The book was never published, and Woodard died in 1991 at the age of 41, after being diagnosed with lung cancer.

In 2005 Rick Elice and Marshall Brickman wrote the book to the musical Jersey Boys, taking a similar tack on the story of the guys in the Four Seasons.

The Hollywood Reporter story says, "It was later discovered that the writers of Jersey Boys and several of its actors had access to Woodard's work, and during Valli's divorce proceedings in 2008, it was learned that DeVito had granted Valli and Gaudio a license to freely use and adapt certain 'materials,' including his 'biographies,' for the making of Jersey Boys."

Among other things, the Tony-winning Best Musical recounts how DeVito's loose ways with money gets him in trouble with the mob, leaving Valli and Gaudio to clean up his financial messes. A suit was filed eight years ago, and a judge initially found that the license didn't cover Woodard's book, but in February of this year the 9th Circuit Court of Appeals reversed that decision.
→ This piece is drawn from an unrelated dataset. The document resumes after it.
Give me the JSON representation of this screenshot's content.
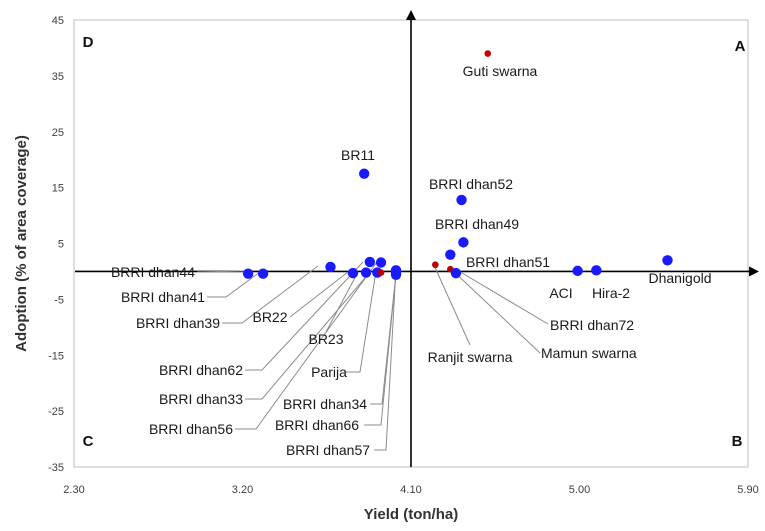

On Sept. 30 lawyers for Valli and Gaudio tried to get U.S. District Judge Robert Jones to deliver a summary judgment dismissing the suit, but Judge Jones ruled that the suit could go forward.

An expert hired by Corbello claims that as much as 30 percent of Jersey Boys "is attributable to Woodard's book," according to the report.

The case is now scheduled to go to trial in May 2016.